33 Persen Lansia di Indonesia Rentan Alami Dekubitus

33 Persen Lansia di Indonesia Rentan Alami Dekubitus

Daftar Isi



Jakarta, CNN Indonesia

Direktur Kesehatan Usia Produktif dan Lanjut Usia Kementerian Kesehatan (Kemenkes) Nida Rohmawati mengatakan, masyarakat lanjut usia (lansia) di Indonesia rentan terkena penyakit kulit berupa luka ulkus dekubitus.

“Rasio kejadian luka dekubitus di Indonesia cukup tinggi, yaitu mencapai 33 persen dari keseluruhan lansia yang ada saat ini,” kata Nida dalam acara Lifree, peluncuran popok dewasa yang digelar Unicharm Indonesia di Hotel Mulia, Jakarta, Rabu (29/5).

Ulkus dekubitus sendiri merupakan luka yang terjadi akibat tekanan di kulit karena posisi tubuh yang menetap dalam waktu lama.

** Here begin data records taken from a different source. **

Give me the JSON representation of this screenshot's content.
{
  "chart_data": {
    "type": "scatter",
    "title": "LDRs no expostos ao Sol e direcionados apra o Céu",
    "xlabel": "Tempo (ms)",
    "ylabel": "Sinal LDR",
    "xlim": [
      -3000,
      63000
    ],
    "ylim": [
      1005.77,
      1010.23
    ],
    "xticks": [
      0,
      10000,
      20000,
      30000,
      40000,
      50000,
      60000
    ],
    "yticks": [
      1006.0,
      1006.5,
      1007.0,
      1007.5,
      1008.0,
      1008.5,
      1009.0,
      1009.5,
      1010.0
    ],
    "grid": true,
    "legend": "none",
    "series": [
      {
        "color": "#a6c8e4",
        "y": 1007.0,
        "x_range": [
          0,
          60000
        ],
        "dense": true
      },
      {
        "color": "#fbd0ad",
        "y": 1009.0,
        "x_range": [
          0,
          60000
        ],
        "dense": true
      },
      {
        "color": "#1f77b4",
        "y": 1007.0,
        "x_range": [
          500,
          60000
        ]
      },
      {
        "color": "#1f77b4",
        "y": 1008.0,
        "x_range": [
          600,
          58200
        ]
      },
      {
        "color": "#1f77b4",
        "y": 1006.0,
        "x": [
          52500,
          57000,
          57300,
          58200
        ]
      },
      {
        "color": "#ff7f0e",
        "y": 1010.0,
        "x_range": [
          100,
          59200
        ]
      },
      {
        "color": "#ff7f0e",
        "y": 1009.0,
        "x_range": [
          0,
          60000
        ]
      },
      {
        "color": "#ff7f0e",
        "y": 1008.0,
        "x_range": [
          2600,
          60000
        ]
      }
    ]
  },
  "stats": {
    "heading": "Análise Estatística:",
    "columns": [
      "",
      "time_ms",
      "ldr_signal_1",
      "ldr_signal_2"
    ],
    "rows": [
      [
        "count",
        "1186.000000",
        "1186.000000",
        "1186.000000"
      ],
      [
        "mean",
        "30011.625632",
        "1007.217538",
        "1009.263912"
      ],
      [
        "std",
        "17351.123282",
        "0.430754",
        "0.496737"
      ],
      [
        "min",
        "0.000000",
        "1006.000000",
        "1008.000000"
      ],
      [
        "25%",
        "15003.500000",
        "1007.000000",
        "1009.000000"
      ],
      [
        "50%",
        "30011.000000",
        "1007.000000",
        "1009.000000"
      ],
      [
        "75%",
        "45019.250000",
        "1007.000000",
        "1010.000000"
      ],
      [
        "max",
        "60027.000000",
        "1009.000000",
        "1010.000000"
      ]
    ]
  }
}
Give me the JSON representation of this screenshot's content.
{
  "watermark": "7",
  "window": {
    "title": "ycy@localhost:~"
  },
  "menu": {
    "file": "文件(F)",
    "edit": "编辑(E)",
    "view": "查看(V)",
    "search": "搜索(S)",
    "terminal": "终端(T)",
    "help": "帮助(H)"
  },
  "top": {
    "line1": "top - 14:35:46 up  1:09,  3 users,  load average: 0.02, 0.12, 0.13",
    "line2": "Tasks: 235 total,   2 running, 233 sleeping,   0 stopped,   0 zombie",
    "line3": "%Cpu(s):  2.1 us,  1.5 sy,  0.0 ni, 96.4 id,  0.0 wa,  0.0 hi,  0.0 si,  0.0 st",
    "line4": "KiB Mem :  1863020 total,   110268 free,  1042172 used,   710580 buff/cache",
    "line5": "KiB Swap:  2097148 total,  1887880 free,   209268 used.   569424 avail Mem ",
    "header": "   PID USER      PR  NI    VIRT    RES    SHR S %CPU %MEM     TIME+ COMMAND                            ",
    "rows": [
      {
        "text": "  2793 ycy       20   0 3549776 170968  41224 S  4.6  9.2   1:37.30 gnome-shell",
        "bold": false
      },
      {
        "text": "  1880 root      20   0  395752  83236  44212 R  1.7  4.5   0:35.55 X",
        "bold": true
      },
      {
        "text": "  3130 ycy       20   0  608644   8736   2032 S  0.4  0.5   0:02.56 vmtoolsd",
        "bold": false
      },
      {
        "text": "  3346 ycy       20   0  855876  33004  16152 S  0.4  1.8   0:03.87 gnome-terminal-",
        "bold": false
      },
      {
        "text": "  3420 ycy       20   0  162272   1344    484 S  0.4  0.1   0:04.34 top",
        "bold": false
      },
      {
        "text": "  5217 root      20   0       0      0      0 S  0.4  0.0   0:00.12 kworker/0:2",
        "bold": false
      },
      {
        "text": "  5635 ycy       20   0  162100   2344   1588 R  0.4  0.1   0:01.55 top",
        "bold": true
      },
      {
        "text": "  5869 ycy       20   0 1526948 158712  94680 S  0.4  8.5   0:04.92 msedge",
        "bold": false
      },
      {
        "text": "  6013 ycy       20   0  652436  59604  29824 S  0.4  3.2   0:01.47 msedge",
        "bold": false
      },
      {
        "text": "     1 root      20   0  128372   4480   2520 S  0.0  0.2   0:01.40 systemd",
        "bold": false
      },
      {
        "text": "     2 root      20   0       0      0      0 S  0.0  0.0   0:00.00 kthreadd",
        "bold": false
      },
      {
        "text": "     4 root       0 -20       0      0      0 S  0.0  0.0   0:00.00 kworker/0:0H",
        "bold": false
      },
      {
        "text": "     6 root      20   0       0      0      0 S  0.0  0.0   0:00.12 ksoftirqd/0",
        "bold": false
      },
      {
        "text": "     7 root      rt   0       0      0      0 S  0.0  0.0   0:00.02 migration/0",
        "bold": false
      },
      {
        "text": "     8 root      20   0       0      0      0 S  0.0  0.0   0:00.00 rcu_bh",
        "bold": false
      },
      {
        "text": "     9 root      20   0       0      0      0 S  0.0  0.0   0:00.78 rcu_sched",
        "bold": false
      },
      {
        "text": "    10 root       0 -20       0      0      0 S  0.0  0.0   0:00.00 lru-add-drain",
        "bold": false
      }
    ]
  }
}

Luka biasanya muncul di tumit, siku, pinggul, dan punggung bagian bawah.


ADVERTISEMENT


SCROLL TO CONTINUE WITH CONTENT

Jumlah lansia di Indonesia sendiri terbilang besar. Per 2023 saja, Nida menyebut ada sebanyak 28,9 juta lansia yang terdata di Kemenkes.

Dari jumlah tersebut, ada 8 provinsi dengan jumlah lansia terbanyak di Indonesia. Sebut saja DI Yogyakarta, Jawa Timur, Jawa Tengah, Bali, Sulawesi Tengah, Sulawesi Selatan, Jawa Barat, dan Lampung.

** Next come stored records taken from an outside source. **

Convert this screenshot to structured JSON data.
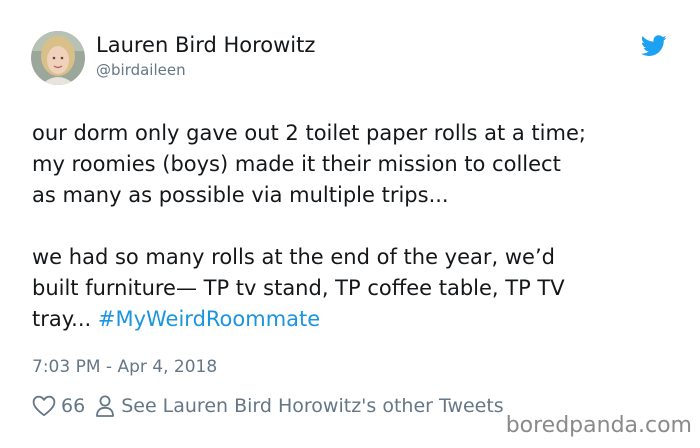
{
  "author": {
    "name": "Lauren Bird Horowitz",
    "handle": "@birdaileen"
  },
  "tweet": {
    "paragraph1": [
      "our dorm only gave out 2 toilet paper rolls at a time;",
      "my roomies (boys) made it their mission to collect",
      "as many as possible via multiple trips..."
    ],
    "paragraph2": [
      "we had so many rolls at the end of the year, we’d",
      "built furniture— TP tv stand, TP coffee table, TP TV"
    ],
    "last_line_text": "tray... ",
    "hashtag": "#MyWeirdRoommate",
    "timestamp": "7:03 PM - Apr 4, 2018"
  },
  "footer": {
    "likes": "66",
    "other_tweets_label": "See Lauren Bird Horowitz's other Tweets"
  },
  "watermark": "boredpanda.com",
  "icons": {
    "brand": "twitter-bird-icon",
    "like": "heart-icon",
    "profile": "person-icon"
  },
  "colors": {
    "link": "#1b95e0",
    "secondary_text": "#657786",
    "twitter_blue": "#1da1f2"
  }
}
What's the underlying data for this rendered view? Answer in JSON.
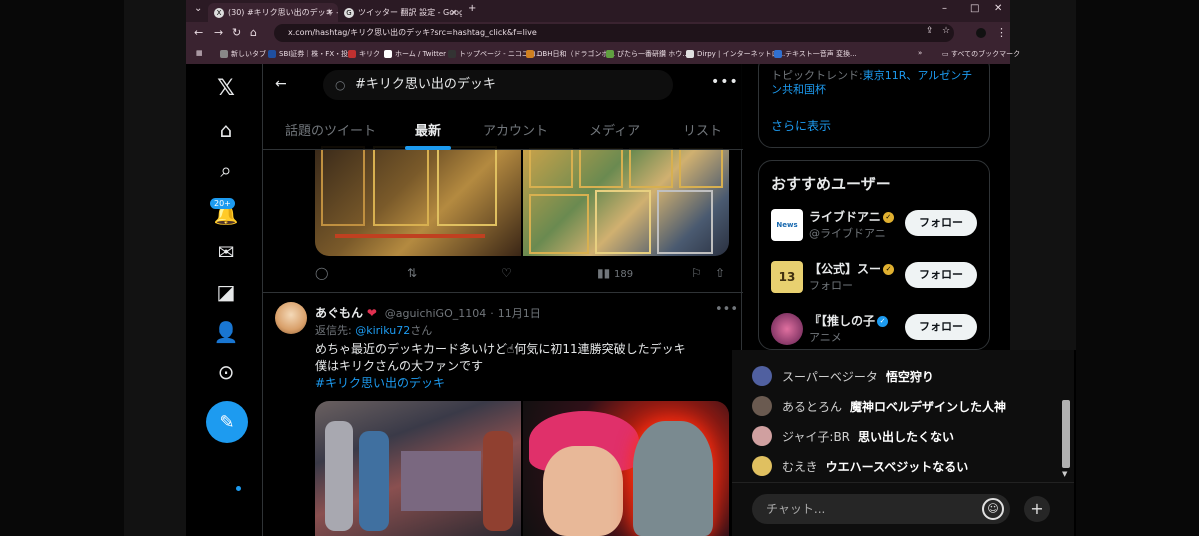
{
  "browser": {
    "tabs": [
      {
        "label": "(30) #キリク思い出のデッキ - 検索",
        "icon": "x-logo-icon"
      },
      {
        "label": "ツイッター 翻訳 設定 - Google 検",
        "icon": "google-icon"
      }
    ],
    "new_tab": "+",
    "url": "x.com/hashtag/キリク思い出のデッキ?src=hashtag_click&f=live",
    "bookmarks": [
      {
        "label": "新しいタブ",
        "color": "#888888"
      },
      {
        "label": "SBI証券｜株・FX・投...",
        "color": "#1f4fa0"
      },
      {
        "label": "キリク",
        "color": "#c03030"
      },
      {
        "label": "ホーム / Twitter",
        "color": "#ffffff"
      },
      {
        "label": "トップページ - ニコニコ...",
        "color": "#333333"
      },
      {
        "label": "DBH日和（ドラゴンボ...",
        "color": "#d08020"
      },
      {
        "label": "ぴたら一番研鑽 ホウ...",
        "color": "#60a040"
      },
      {
        "label": "Dirpy | インターネットロ...",
        "color": "#e0e0e0"
      },
      {
        "label": "テキスト一音声 変換...",
        "color": "#3070d0"
      }
    ],
    "bookmarks_more": "»",
    "all_bookmarks": "すべてのブックマーク"
  },
  "nav": {
    "notification_badge": "20+"
  },
  "search": {
    "query": "#キリク思い出のデッキ",
    "tabs": [
      "話題のツイート",
      "最新",
      "アカウント",
      "メディア",
      "リスト"
    ],
    "active_tab": "最新"
  },
  "tweet1": {
    "views": "189"
  },
  "tweet2": {
    "name": "あぐもん",
    "handle": "@aguichiGO_1104",
    "date": "11月1日",
    "reply_prefix": "返信先:",
    "reply_to": "@kiriku72",
    "reply_suffix": "さん",
    "line1": "めちゃ最近のデッキカード多いけど",
    "line1b": "何気に初11連勝突破したデッキ",
    "line2": "僕はキリクさんの大ファンです",
    "hashtag": "#キリク思い出のデッキ"
  },
  "trends": {
    "prefix": "トピックトレンド:",
    "items": "東京11R、アルゼンチン共和国杯",
    "show_more": "さらに表示"
  },
  "recommend": {
    "title": "おすすめユーザー",
    "follow_label": "フォロー",
    "users": [
      {
        "name": "ライブドアニ",
        "handle": "@ライブドアニ",
        "avatar_text": "News",
        "avatar_color": "#ffffff",
        "verified_color": "#e0b030"
      },
      {
        "name": "【公式】スー",
        "handle": "フォロー",
        "avatar_text": "13",
        "avatar_color": "#e8d070",
        "verified_color": "#e0b030"
      },
      {
        "name": "『【推しの子",
        "handle": "アニメ",
        "avatar_text": "",
        "avatar_color": "#c04080",
        "verified_color": "#1d9bf0"
      }
    ]
  },
  "chat": {
    "messages": [
      {
        "user": "スーパーベジータ",
        "msg": "悟空狩り",
        "color": "#5060a0"
      },
      {
        "user": "あるとろん",
        "msg": "魔神ロベルデザインした人神",
        "color": "#6a5a50"
      },
      {
        "user": "ジャイ子:BR",
        "msg": "思い出したくない",
        "color": "#d0a0a0"
      },
      {
        "user": "むえき",
        "msg": "ウエハースベジットなるい",
        "color": "#e0c060"
      }
    ],
    "placeholder": "チャット..."
  }
}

“Dengan lansia paling tinggi jumlahnya itu ada di Yogyakarta, yakni sebanyak 16 persen dari total seluruh lansia yang ada di Indonesia,” katanya.

Faktor risiko dekubitus

Dokter spesialis kulit Rinadewi Atriningrum menjelaskan alasan kenapa banyak lansia di Indonesia rentan terkena dekubitus. Berikut beberapa alasan yang dipaparkan Rina.

1. Kurangnya perawatan

Kurangnya perawatan terhadap lansia dengan tingkat mobilitas sangat rendah jadi salah satu faktor penyebab. Menurunnya tingkat mobilitas pada lansia biasa terjadi karena stroke.

Misalnya, lansia yang terus-menerus terbaring di kasur karena sakit.

Masih banyak para caregiver yang tidak mengganti posisi duduk atau berbaring lansia. Hal ini membuat kulit jadi mudah terluka.

2. Tidak dilakukan perawatan kulit yang optimal




Ilustrasi. Lansia di Indonesia rentan terkena ulkus dekubitus. (stevepb/Pixabay)

Kulit lansia berbeda dengan kulit orang dewasa pada umumnya. Kulit mereka lebih tipis dan lebih dekat dengan struktur tulang karena jaringan lemak di daging juga semakin menipis.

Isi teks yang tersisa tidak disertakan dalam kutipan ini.